When Rory and Jennifer came and brought the relinquishment papers, they each had a notebook and pen. They wrote down everything that I said I wanted to be in the agreement. I knew that they would take care of what I wanted. They cared about me, too, not just the adoptive parents. They told me that the adoptive parents were really nervous because they had been through this before, and the birthmother had changed her mind. It made me think so highly of them that they had never even mentioned that to me. I mean, when we had first talked on the phone, they never tried to tell me about that to make me feel sorry for them or sway my opinion of them.
I held the baby the whole time I signed the papers. She was looking up at me, and I felt like her eyes were asking me why I was giving her up. When I finished, I looked down at her and I told her, “Because I love you.” The adoption was the most fair thing for both of the babies – my four-year-old and this new baby.

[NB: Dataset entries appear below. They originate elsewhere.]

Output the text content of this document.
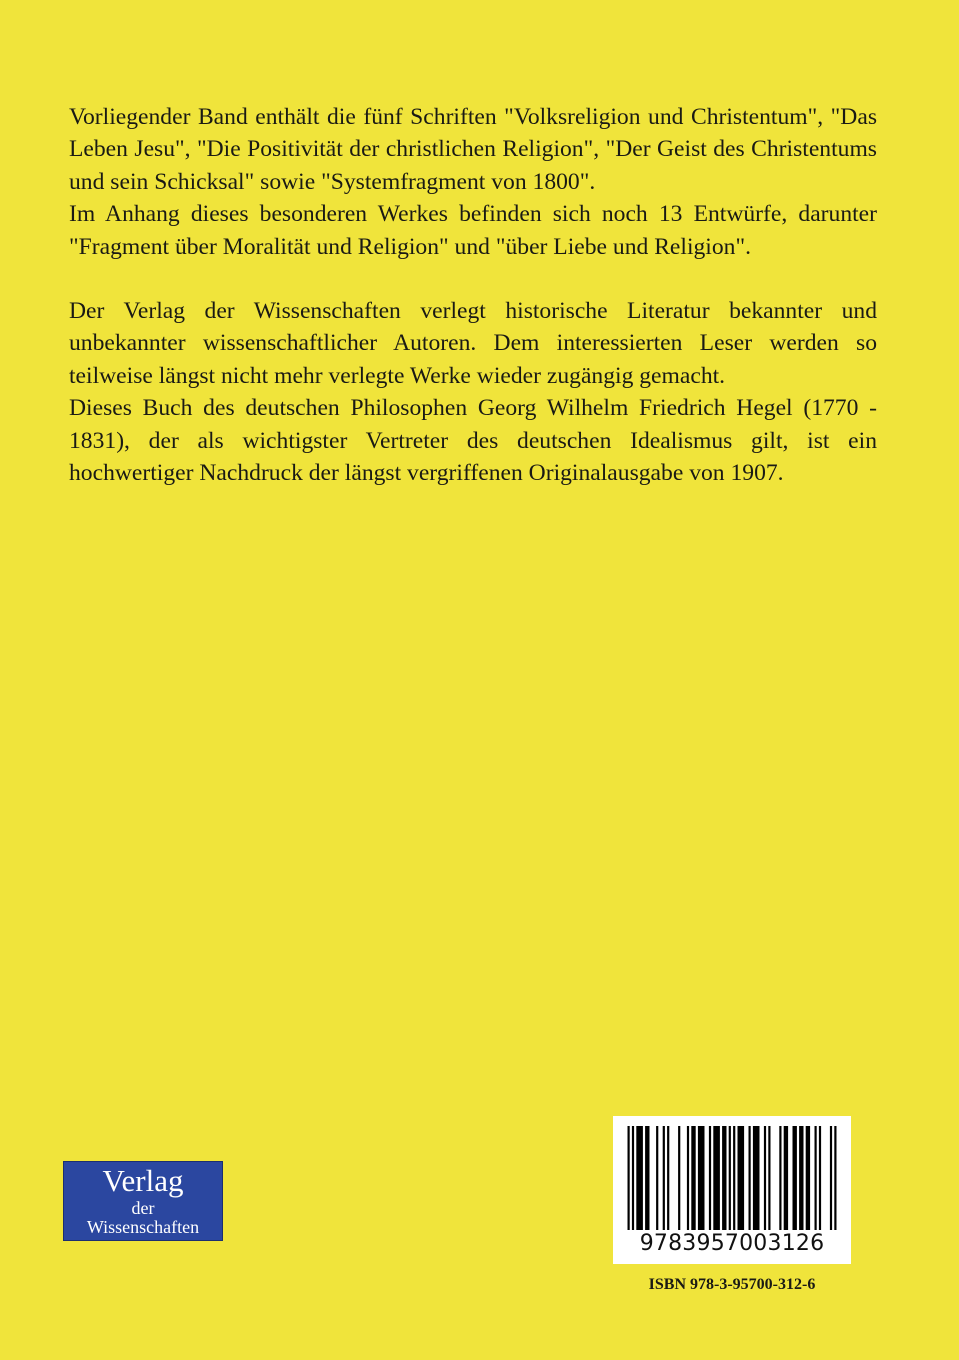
Vorliegender Band enthält die fünf Schriften "Volksreligion und Christentum", "Das Leben Jesu", "Die Positivität der christlichen Religion", "Der Geist des Christentums und sein Schicksal" sowie "Systemfragment von 1800".

Im Anhang dieses besonderen Werkes befinden sich noch 13 Entwürfe, darunter "Fragment über Moralität und Religion" und "über Liebe und Religion".

Der Verlag der Wissenschaften verlegt historische Literatur bekannter und unbekannter wissenschaftlicher Autoren. Dem interessierten Leser werden so teilweise längst nicht mehr verlegte Werke wieder zugängig gemacht.

Dieses Buch des deutschen Philosophen Georg Wilhelm Friedrich Hegel (1770 - 1831), der als wichtigster Vertreter des deutschen Idealismus gilt, ist ein hochwertiger Nachdruck der längst vergriffenen Originalausgabe von 1907.

Verlag
der
Wissenschaften
9783957003126
ISBN 978-3-95700-312-6
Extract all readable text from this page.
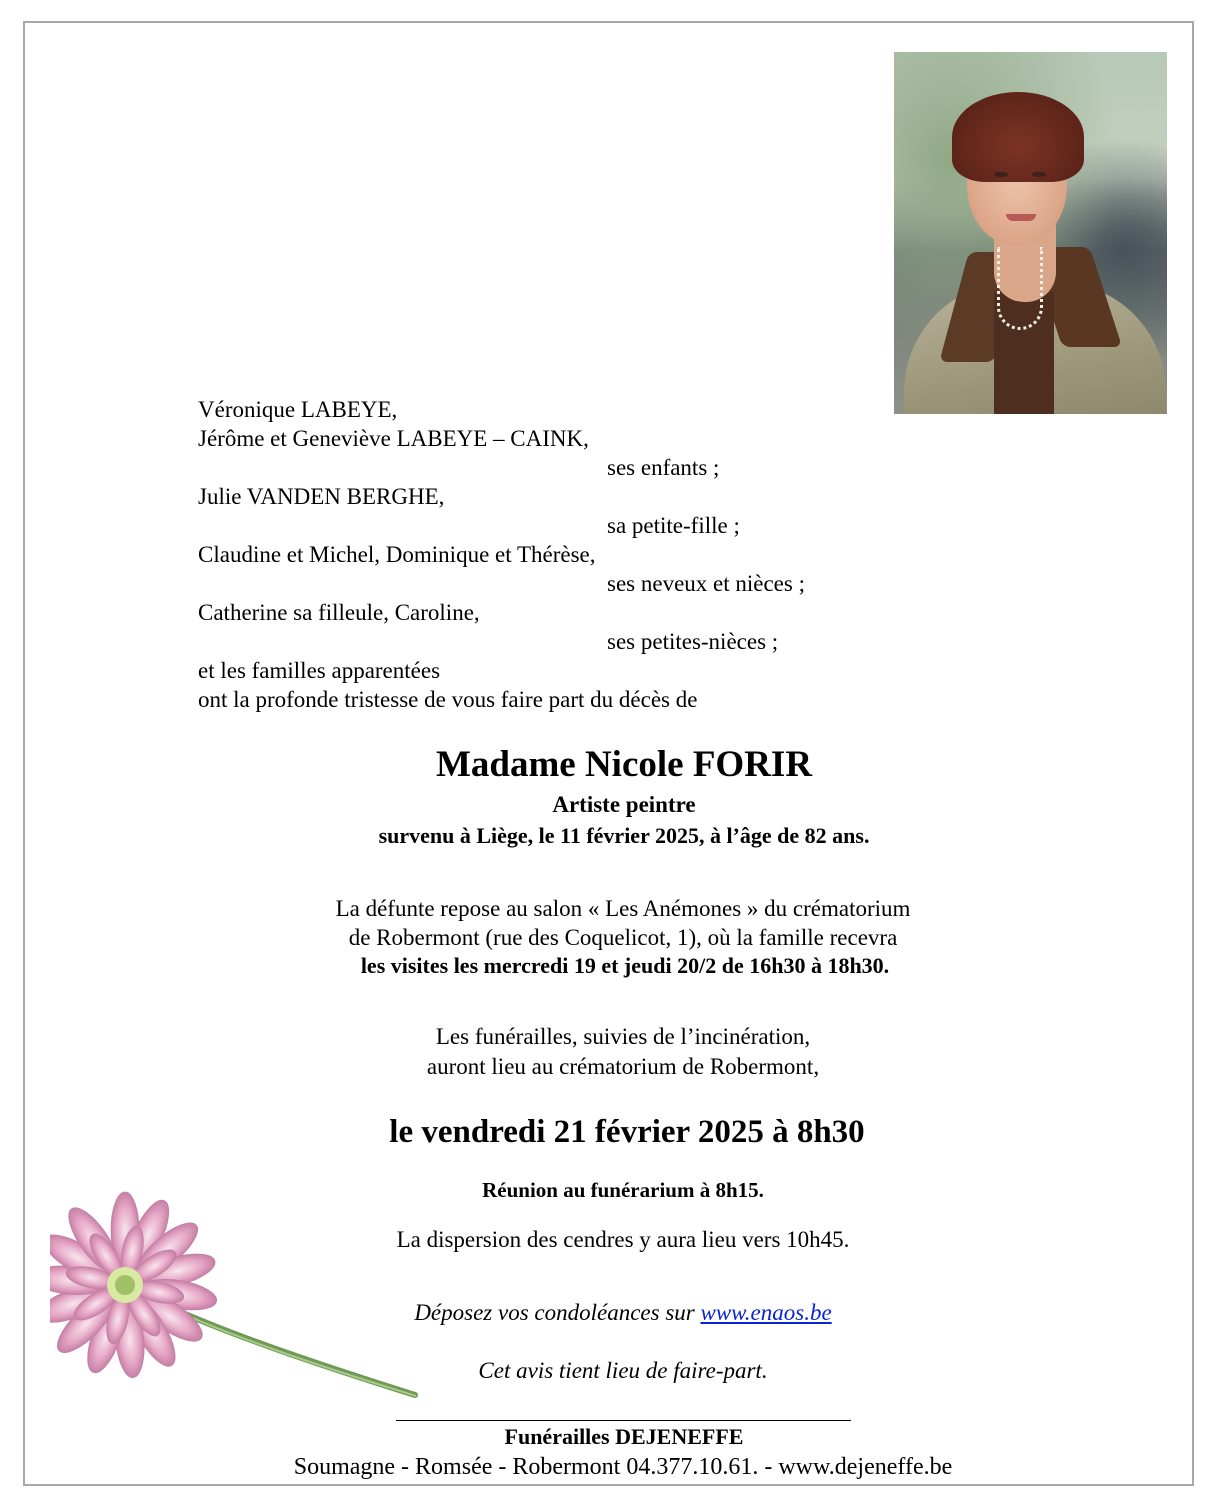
Véronique LABEYE,
Jérôme et Geneviève LABEYE – CAINK,
ses enfants ;
Julie VANDEN BERGHE,
sa petite-fille ;
Claudine et Michel, Dominique et Thérèse,
ses neveux et nièces ;
Catherine sa filleule, Caroline,
ses petites-nièces ;
et les familles apparentées
ont la profonde tristesse de vous faire part du décès de
Madame Nicole FORIR
Artiste peintre
survenu à Liège, le 11 février 2025, à l’âge de 82 ans.
La défunte repose au salon « Les Anémones » du crématorium
de Robermont (rue des Coquelicot, 1), où la famille recevra
les visites les mercredi 19 et jeudi 20/2 de 16h30 à 18h30.
Les funérailles, suivies de l’incinération,
auront lieu au crématorium de Robermont,
le vendredi 21 février 2025 à 8h30
Réunion au funérarium à 8h15.
La dispersion des cendres y aura lieu vers 10h45.
Déposez vos condoléances sur www.enaos.be
Cet avis tient lieu de faire-part.
Funérailles DEJENEFFE
Soumagne - Romsée - Robermont 04.377.10.61. - www.dejeneffe.be
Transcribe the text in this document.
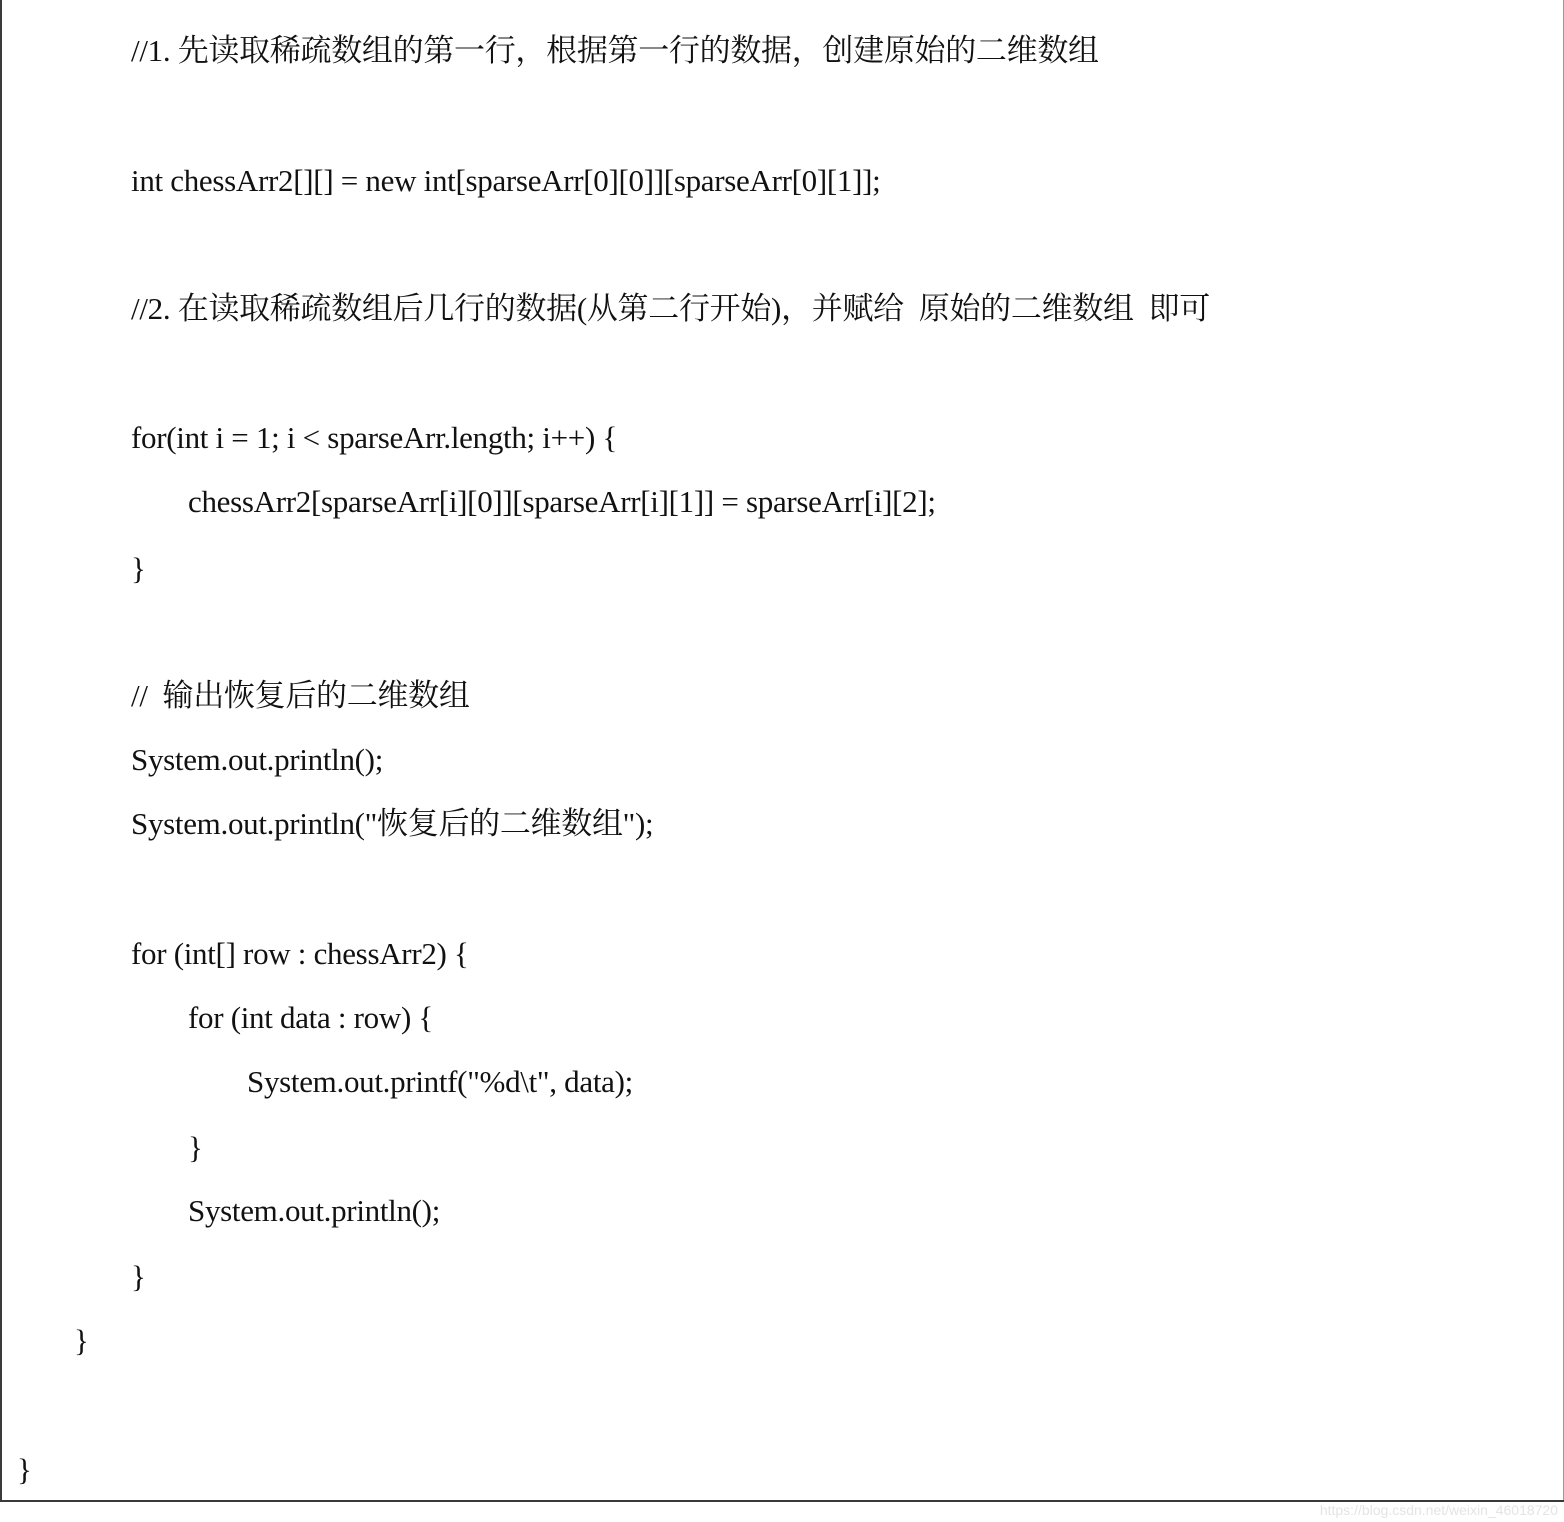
//1. 先读取稀疏数组的第一行，根据第一行的数据，创建原始的二维数组
int chessArr2[][] = new int[sparseArr[0][0]][sparseArr[0][1]];
//2. 在读取稀疏数组后几行的数据(从第二行开始)，并赋给  原始的二维数组  即可
for(int i = 1; i < sparseArr.length; i++) {
chessArr2[sparseArr[i][0]][sparseArr[i][1]] = sparseArr[i][2];
}
//  输出恢复后的二维数组
System.out.println();
System.out.println("恢复后的二维数组");
for (int[] row : chessArr2) {
for (int data : row) {
System.out.printf("%d\t", data);
}
System.out.println();
}
}
}
https://blog.csdn.net/weixin_46018720
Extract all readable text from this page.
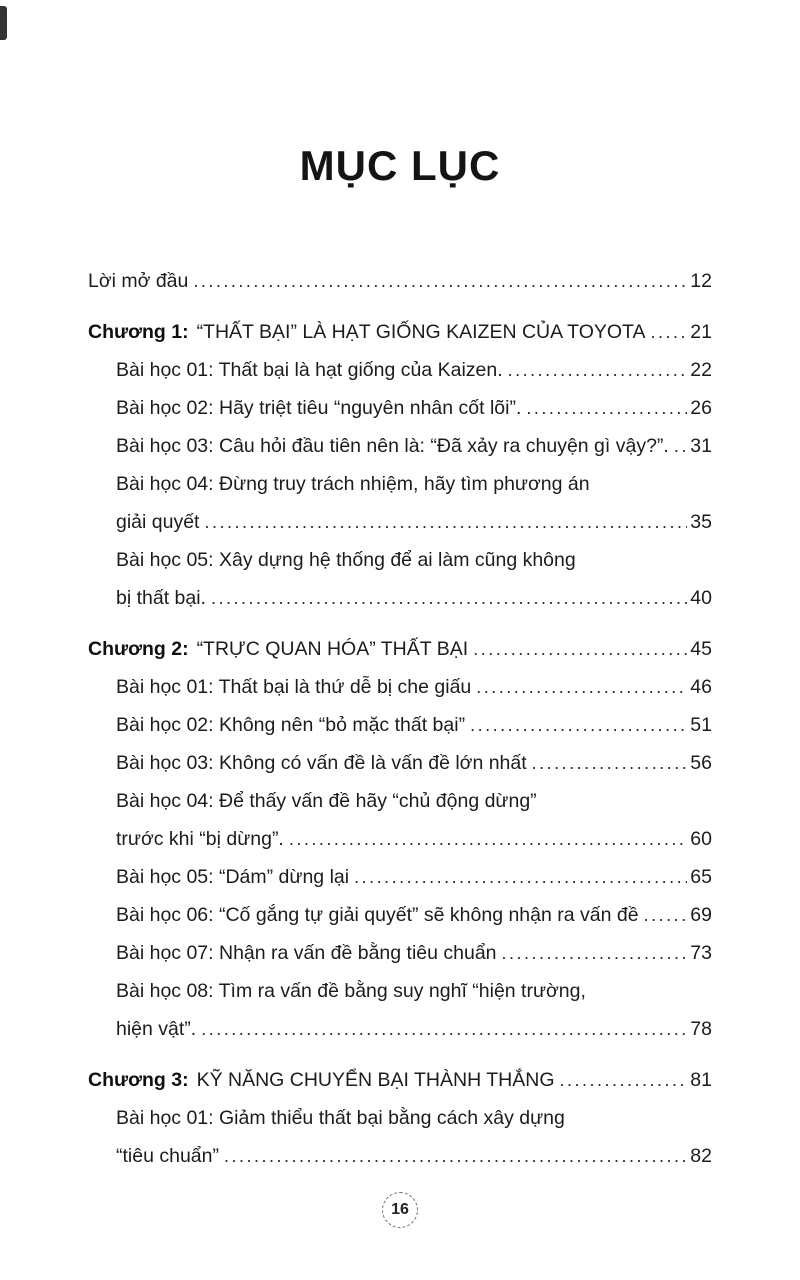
MỤC LỤC
Lời mở đầu .....	12
Chương 1: “THẤT BẠI” LÀ HẠT GIỐNG KAIZEN CỦA TOYOTA ..... 21
Bài học 01: Thất bại là hạt giống của Kaizen. .....	22
Bài học 02: Hãy triệt tiêu “nguyên nhân cốt lõi”. .....	26
Bài học 03: Câu hỏi đầu tiên nên là: “Đã xảy ra chuyện gì vậy?”. ..... 31
Bài học 04: Đừng truy trách nhiệm, hãy tìm phương án
giải quyết .....	35
Bài học 05: Xây dựng hệ thống để ai làm cũng không
bị thất bại. .....	40
Chương 2: “TRỰC QUAN HÓA” THẤT BẠI .....	45
Bài học 01: Thất bại là thứ dễ bị che giấu .....	46
Bài học 02: Không nên “bỏ mặc thất bại” .....	51
Bài học 03: Không có vấn đề là vấn đề lớn nhất .....	56
Bài học 04: Để thấy vấn đề hãy “chủ động dừng”
trước khi “bị dừng”. .....	60
Bài học 05: “Dám” dừng lại .....	65
Bài học 06: “Cố gắng tự giải quyết” sẽ không nhận ra vấn đề .....	69
Bài học 07: Nhận ra vấn đề bằng tiêu chuẩn .....	73
Bài học 08: Tìm ra vấn đề bằng suy nghĩ “hiện trường,
hiện vật”. .....	78
Chương 3: KỸ NĂNG CHUYỂN BẠI THÀNH THẮNG .....	81
Bài học 01: Giảm thiểu thất bại bằng cách xây dựng
“tiêu chuẩn” .....	82
16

The first week after I was home, everyone came over and sent flowers and cards. Between grieving and all those postpartum feelings, I was a big, crying lump of depression. All I could do was hug my four-year-old a million times. Seeing her around made it easier for me. My mom kept telling me, “This is your baby. The other one will always be taken care of.” After a week, I started getting up. My mom had been staying with me to help for the last two months of my pregnancy, and she finally went home. It was really good to sleep on my stomach again. I felt a lot better about everything.
I still keep in touch with the adoptive parents, and they send me letters and pictures. There is a minimum number that they’re supposed to send, but they always send more. They send me pictures of them and their family, too. They tell me that they feel like my daughter and I are more family to them. Once every two months or so, I’ll read a letter and cry. But it’s not sad crying, it’s happiness. It’s a good thing that I did, and I’m never sad about it. It was the most positive thing I could do.